Closed victoronascimento closed 2 months ago
I would lean towards keeping rust-mode light-weight and small. You can still use rustic
which is built on top of rust-mode
.
BTW, You could also use this similar feature currently by using lsp-mode and rust-mode. You can use inlay hints to select the current test on the buffer and run them accordingly. I use that often in rustic-mode.
Hi @psibi ! Thanks for the reply!
While I totally agree with keeping the mode as lean as possible, I think that having a command like cargo-test
and not having cargo-test-on-point
(or any name we come up with) is strange. To me, the later would be used much more often than the prior. If we were to "choose" here, I would rather have the later than the first one IMHO.

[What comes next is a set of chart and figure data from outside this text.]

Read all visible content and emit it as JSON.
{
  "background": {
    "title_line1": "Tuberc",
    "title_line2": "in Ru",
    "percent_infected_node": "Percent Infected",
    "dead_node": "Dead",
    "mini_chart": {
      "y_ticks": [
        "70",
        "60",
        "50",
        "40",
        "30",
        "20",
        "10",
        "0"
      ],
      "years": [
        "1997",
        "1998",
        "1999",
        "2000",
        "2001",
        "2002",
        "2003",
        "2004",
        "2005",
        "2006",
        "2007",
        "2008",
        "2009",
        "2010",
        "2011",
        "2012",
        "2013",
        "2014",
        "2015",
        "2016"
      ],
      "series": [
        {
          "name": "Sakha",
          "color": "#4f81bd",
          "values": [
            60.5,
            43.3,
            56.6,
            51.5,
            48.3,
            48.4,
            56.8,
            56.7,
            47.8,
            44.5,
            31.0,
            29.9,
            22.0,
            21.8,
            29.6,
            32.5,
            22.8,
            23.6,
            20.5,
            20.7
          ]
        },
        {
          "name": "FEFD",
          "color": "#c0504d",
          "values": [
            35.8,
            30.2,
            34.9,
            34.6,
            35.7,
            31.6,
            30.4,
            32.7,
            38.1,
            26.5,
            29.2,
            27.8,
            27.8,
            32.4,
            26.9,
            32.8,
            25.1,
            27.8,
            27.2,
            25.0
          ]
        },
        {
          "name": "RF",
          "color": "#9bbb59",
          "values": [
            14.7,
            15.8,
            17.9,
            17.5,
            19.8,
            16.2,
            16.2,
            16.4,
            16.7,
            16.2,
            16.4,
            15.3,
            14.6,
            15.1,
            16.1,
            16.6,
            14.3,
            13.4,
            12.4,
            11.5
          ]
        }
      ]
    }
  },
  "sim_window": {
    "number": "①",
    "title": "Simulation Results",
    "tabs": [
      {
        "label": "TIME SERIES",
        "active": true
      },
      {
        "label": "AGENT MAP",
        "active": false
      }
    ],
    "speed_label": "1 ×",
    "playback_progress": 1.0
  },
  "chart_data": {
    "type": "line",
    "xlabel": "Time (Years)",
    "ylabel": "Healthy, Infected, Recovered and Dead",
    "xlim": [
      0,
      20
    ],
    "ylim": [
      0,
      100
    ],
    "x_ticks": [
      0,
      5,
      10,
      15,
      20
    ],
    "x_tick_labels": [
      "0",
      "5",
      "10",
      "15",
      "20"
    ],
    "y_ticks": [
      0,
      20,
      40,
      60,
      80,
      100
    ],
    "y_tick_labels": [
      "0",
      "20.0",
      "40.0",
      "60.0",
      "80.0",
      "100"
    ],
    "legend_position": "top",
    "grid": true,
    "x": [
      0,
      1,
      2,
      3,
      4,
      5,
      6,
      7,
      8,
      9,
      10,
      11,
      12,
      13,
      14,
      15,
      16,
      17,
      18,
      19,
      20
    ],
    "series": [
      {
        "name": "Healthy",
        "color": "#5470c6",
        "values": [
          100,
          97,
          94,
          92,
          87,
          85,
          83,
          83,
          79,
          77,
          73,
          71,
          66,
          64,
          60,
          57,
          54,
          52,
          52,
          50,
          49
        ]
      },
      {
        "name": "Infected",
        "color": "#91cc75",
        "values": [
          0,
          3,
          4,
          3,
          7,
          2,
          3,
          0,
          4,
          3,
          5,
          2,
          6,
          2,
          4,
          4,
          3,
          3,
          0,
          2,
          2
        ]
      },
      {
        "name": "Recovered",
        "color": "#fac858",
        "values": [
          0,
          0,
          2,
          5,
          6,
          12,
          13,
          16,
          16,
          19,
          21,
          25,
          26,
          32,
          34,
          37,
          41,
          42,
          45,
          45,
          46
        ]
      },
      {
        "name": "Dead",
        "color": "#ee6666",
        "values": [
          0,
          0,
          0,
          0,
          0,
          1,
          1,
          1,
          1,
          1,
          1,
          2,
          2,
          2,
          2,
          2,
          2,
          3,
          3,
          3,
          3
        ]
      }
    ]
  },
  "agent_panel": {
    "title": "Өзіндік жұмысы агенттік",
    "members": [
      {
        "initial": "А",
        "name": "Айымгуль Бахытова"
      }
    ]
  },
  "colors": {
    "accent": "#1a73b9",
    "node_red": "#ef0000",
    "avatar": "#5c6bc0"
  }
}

In my specific case (which is not to say I should be used as reliable data), I'd love to avoid another big package which has many things duplicated as this one. Also, a whole package (and a big one that has not been updated recently) just for this function is kinda not optimal.
Also, I am using eglot and not lsp-mode (not a 100% rational decision, but trying to keep less dependencies) and I would love to see if the same setup as the one you suggested could be applied.

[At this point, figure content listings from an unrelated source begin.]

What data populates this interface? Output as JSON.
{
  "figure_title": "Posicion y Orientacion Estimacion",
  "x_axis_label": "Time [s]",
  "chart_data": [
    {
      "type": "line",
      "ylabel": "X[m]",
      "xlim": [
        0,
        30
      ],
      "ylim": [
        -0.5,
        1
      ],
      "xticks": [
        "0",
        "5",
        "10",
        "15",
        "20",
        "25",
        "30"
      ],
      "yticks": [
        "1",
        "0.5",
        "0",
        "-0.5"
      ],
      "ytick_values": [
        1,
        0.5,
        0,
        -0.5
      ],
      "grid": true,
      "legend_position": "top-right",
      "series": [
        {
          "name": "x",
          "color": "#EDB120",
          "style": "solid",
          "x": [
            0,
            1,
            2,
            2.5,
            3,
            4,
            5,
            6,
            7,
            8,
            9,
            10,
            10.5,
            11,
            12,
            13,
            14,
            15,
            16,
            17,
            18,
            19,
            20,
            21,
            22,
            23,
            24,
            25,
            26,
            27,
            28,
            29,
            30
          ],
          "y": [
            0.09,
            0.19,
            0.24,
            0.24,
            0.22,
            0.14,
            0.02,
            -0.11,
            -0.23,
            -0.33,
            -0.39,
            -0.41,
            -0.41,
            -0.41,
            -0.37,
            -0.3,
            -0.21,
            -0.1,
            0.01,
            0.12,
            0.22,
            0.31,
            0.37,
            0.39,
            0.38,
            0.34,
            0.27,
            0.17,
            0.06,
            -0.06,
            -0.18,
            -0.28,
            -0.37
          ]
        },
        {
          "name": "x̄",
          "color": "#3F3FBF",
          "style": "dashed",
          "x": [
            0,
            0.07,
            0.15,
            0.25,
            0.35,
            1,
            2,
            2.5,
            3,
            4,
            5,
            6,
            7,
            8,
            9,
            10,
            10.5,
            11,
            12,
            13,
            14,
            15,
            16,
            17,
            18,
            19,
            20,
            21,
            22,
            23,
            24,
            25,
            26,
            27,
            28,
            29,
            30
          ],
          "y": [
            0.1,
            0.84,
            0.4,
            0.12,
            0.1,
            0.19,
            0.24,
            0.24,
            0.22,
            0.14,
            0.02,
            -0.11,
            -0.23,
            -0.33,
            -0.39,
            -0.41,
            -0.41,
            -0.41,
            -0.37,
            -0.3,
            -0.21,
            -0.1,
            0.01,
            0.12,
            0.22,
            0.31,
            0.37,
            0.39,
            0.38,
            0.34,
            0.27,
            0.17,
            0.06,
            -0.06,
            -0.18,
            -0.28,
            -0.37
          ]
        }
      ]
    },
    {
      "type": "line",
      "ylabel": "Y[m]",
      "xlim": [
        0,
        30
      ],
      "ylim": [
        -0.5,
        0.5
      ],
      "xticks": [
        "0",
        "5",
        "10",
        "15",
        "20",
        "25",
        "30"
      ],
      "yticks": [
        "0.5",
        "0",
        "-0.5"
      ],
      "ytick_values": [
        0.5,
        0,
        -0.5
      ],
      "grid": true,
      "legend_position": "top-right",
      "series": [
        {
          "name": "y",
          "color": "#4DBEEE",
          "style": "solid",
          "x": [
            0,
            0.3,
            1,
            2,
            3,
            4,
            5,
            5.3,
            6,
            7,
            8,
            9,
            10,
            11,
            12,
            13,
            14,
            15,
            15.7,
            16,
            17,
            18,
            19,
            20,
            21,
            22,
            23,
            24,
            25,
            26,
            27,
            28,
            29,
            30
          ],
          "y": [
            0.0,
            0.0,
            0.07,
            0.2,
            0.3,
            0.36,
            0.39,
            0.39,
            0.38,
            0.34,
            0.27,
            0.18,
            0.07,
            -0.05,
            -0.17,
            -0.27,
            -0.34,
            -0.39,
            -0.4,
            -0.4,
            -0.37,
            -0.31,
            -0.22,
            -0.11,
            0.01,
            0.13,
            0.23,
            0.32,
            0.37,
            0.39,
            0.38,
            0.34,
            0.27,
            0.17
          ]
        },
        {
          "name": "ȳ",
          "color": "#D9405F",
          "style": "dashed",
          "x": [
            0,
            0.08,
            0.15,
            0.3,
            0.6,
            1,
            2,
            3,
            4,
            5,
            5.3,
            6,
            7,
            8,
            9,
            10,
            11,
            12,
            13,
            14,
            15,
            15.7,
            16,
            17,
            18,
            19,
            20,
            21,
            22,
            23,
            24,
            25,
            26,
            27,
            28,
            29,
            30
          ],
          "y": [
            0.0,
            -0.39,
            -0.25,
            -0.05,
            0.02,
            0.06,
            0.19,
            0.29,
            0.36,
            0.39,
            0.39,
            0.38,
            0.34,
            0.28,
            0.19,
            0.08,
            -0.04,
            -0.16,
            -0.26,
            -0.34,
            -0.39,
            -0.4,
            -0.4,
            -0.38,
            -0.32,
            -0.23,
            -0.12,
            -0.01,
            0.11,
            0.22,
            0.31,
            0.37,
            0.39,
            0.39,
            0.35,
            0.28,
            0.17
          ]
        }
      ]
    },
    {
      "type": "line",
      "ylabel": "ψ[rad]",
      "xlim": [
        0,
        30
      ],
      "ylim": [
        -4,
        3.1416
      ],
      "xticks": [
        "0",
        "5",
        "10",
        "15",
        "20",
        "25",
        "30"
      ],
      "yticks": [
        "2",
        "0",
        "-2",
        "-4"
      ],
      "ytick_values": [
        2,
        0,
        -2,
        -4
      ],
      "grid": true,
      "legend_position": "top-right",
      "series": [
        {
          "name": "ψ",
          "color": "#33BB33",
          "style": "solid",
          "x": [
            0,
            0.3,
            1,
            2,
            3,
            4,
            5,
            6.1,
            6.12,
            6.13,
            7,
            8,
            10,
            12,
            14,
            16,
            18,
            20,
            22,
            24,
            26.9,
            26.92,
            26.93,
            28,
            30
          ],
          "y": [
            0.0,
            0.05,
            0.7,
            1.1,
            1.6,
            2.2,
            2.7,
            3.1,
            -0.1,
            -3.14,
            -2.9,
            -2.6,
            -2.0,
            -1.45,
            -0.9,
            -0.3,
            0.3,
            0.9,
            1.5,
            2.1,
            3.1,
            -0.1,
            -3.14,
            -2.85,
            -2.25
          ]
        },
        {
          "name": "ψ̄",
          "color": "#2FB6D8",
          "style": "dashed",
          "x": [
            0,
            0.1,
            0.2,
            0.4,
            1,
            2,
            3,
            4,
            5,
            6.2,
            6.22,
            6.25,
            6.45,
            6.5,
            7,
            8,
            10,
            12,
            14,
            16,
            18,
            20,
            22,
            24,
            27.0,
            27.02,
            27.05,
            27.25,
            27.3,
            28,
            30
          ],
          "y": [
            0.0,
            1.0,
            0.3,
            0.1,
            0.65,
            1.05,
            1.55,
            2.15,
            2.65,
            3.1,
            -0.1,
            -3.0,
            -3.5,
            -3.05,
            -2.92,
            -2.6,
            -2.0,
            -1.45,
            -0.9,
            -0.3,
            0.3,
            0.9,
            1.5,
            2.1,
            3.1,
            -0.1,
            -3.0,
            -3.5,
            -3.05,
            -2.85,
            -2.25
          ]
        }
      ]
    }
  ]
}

In any case, I totally understand if you don't want this to be in the core rust-mode. In Elixir land, there is a famous package just to handle tests (exunit.el
) and the core package (which I somewhat co-maintain) only has a mix command (which is similar to cargo in this case). Maybe we could have a rust specific test package.

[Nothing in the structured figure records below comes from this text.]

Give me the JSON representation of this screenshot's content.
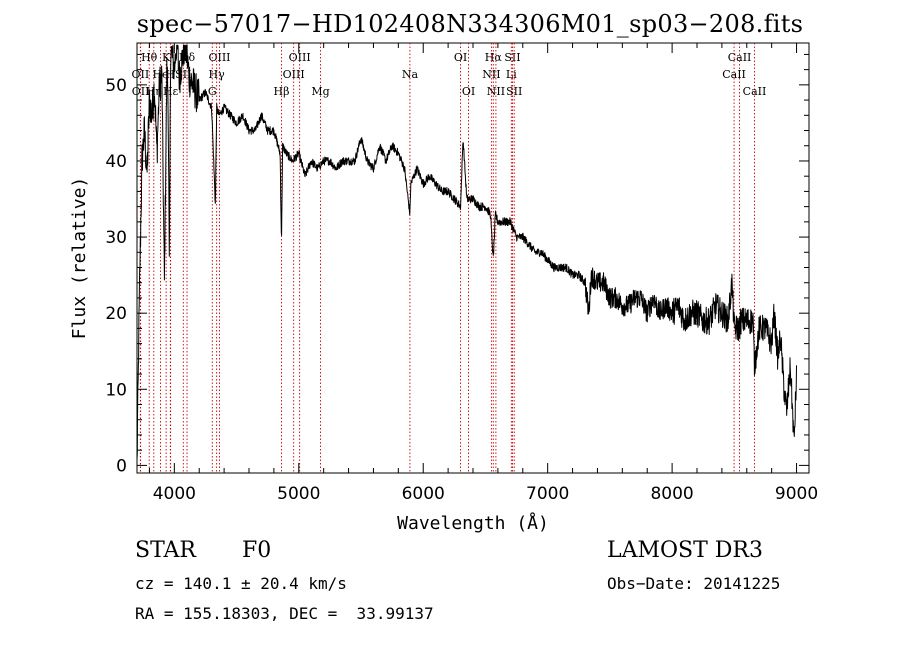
{
  "chart_data": {
    "type": "line",
    "title": "spec−57017−HD102408N334306M01_sp03−208.fits",
    "xlabel": "Wavelength (Å)",
    "ylabel": "Flux (relative)",
    "xlim": [
      3700,
      9100
    ],
    "ylim": [
      -1,
      55.5
    ],
    "xticks": [
      4000,
      5000,
      6000,
      7000,
      8000,
      9000
    ],
    "yticks": [
      0,
      10,
      20,
      30,
      40,
      50
    ],
    "line_color": "#000000",
    "marker_color": "#cc0000",
    "series": [
      {
        "name": "flux",
        "x": [
          3700,
          3720,
          3740,
          3760,
          3780,
          3800,
          3820,
          3840,
          3860,
          3880,
          3900,
          3920,
          3940,
          3950,
          3960,
          3970,
          3980,
          4000,
          4020,
          4040,
          4060,
          4080,
          4100,
          4120,
          4150,
          4200,
          4250,
          4300,
          4330,
          4340,
          4360,
          4400,
          4450,
          4500,
          4550,
          4600,
          4650,
          4700,
          4750,
          4800,
          4850,
          4861,
          4870,
          4900,
          4950,
          5000,
          5050,
          5100,
          5150,
          5200,
          5250,
          5300,
          5350,
          5400,
          5450,
          5500,
          5550,
          5600,
          5650,
          5700,
          5750,
          5800,
          5850,
          5893,
          5900,
          5950,
          6000,
          6050,
          6100,
          6150,
          6200,
          6250,
          6300,
          6320,
          6350,
          6400,
          6450,
          6500,
          6540,
          6563,
          6580,
          6600,
          6650,
          6700,
          6750,
          6800,
          6850,
          6900,
          6950,
          7000,
          7050,
          7100,
          7150,
          7200,
          7250,
          7300,
          7330,
          7350,
          7400,
          7450,
          7500,
          7550,
          7600,
          7650,
          7700,
          7750,
          7800,
          7850,
          7900,
          7950,
          8000,
          8050,
          8100,
          8150,
          8200,
          8250,
          8300,
          8350,
          8400,
          8450,
          8480,
          8500,
          8542,
          8550,
          8600,
          8650,
          8662,
          8700,
          8750,
          8800,
          8820,
          8850,
          8870,
          8900,
          8920,
          8950,
          8980,
          9000
        ],
        "y": [
          0,
          23,
          40,
          44,
          38,
          48,
          46,
          50,
          41,
          50,
          51,
          24,
          52,
          49,
          25,
          55,
          54,
          52,
          56,
          51,
          53,
          55,
          54,
          51,
          50,
          48,
          49,
          47,
          34,
          47,
          46,
          47,
          46,
          45,
          46,
          44,
          44,
          46,
          44,
          44,
          41,
          29,
          42,
          41,
          40,
          41,
          38,
          40,
          39,
          40,
          40,
          39,
          40,
          40,
          40,
          43,
          40,
          39,
          42,
          40,
          42,
          41,
          39,
          33,
          37,
          39,
          37,
          38,
          37,
          36,
          36,
          35,
          34,
          43,
          35,
          35,
          34,
          34,
          33,
          27,
          33,
          32,
          32,
          32,
          30,
          30,
          29,
          28,
          28,
          27,
          26,
          26,
          26,
          25,
          25,
          24,
          20,
          25,
          24,
          24,
          22,
          22,
          21,
          21,
          22,
          22,
          20,
          22,
          20,
          21,
          20,
          21,
          19,
          20,
          20,
          19,
          19,
          21,
          20,
          19,
          24,
          18,
          18,
          19,
          19,
          19,
          13,
          18,
          18,
          16,
          20,
          14,
          17,
          10,
          7,
          13,
          3,
          12
        ]
      }
    ],
    "lines": [
      {
        "name": "Hθ",
        "wl": 3798,
        "row": 0
      },
      {
        "name": "OII",
        "wl": 3727,
        "row": 1
      },
      {
        "name": "OII",
        "wl": 3729,
        "row": 2
      },
      {
        "name": "Hη",
        "wl": 3835,
        "row": 2
      },
      {
        "name": "He",
        "wl": 3889,
        "row": 1
      },
      {
        "name": "K",
        "wl": 3934,
        "row": 0
      },
      {
        "name": "H",
        "wl": 3968,
        "row": 1
      },
      {
        "name": "Hε",
        "wl": 3970,
        "row": 2
      },
      {
        "name": "Hδ",
        "wl": 4102,
        "row": 0
      },
      {
        "name": "SII",
        "wl": 4072,
        "row": 1
      },
      {
        "name": "OIII",
        "wl": 4363,
        "row": 0
      },
      {
        "name": "Hγ",
        "wl": 4340,
        "row": 1
      },
      {
        "name": "G",
        "wl": 4305,
        "row": 2
      },
      {
        "name": "Hβ",
        "wl": 4861,
        "row": 2
      },
      {
        "name": "OIII",
        "wl": 5007,
        "row": 0
      },
      {
        "name": "OIII",
        "wl": 4959,
        "row": 1
      },
      {
        "name": "Mg",
        "wl": 5175,
        "row": 2
      },
      {
        "name": "Na",
        "wl": 5893,
        "row": 1
      },
      {
        "name": "OI",
        "wl": 6300,
        "row": 0
      },
      {
        "name": "OI",
        "wl": 6364,
        "row": 2
      },
      {
        "name": "Hα",
        "wl": 6563,
        "row": 0
      },
      {
        "name": "NII",
        "wl": 6548,
        "row": 1
      },
      {
        "name": "NII",
        "wl": 6584,
        "row": 2
      },
      {
        "name": "SII",
        "wl": 6717,
        "row": 0
      },
      {
        "name": "Li",
        "wl": 6708,
        "row": 1
      },
      {
        "name": "SII",
        "wl": 6731,
        "row": 2
      },
      {
        "name": "CaII",
        "wl": 8542,
        "row": 0
      },
      {
        "name": "CaII",
        "wl": 8498,
        "row": 1
      },
      {
        "name": "CaII",
        "wl": 8662,
        "row": 2
      }
    ]
  },
  "info": {
    "class": "STAR",
    "subclass": "F0",
    "survey": "LAMOST DR3",
    "cz": "cz = 140.1 ± 20.4 km/s",
    "obs_date": "Obs−Date: 20141225",
    "coords": "RA = 155.18303, DEC =  33.99137"
  }
}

Thanks once again for all your work! It is much appreciated.
(and a big one that has not been updated recently) just for this function is kinda not optimal.
I have been maintaining a fork that is updated: https://github.com/psibi/rustic For background on why a fork, this issue has some details on it: https://github.com/psibi/rustic/issues/15
Also, I am using eglot and not lsp-mode (not a 100% rational decision, but trying to keep less dependencies) and I would love to see if the same setup as the one you suggested could be applied.
Looks like elgot does support inlay hints: https://www.gnu.org/software/emacs/manual/html_node/eglot/Eglot-Commands.html So I believe it should be possible (although I'm not 100% certain as I use lsp-mode personally). Infact, looking at the docs of lsp-mode - it seems to be supporting the exact use case that you are asking: https://emacs-lsp.github.io/lsp-mode/page/lsp-rust-analyzer/#find-and-execute-tests-related-to-current-position (This is different than running the test via inlay hints).
Thanks once again @psibi ! It would be great to have this fork on Melpa under a different name.
If you could, please, show the inlay trick with lsp-mode here? I will try to adapt with eglot and then close this issue.
Thanks a lot once again!
I've seen the code from cargo.el
and adapted to my use case!
I'll be closing this one! Thanks once again @psibi !
IMHO this function should be ported from rustic or with a new implementation. It is a time saver and huge contributor of a fast feedback cycle.
Rustic provides:
Not sure how it would migrate to rust-mode, but I really think this would greatly enhance the devX.
Thanks a lot for your work and if this is acceptable I can try a PR.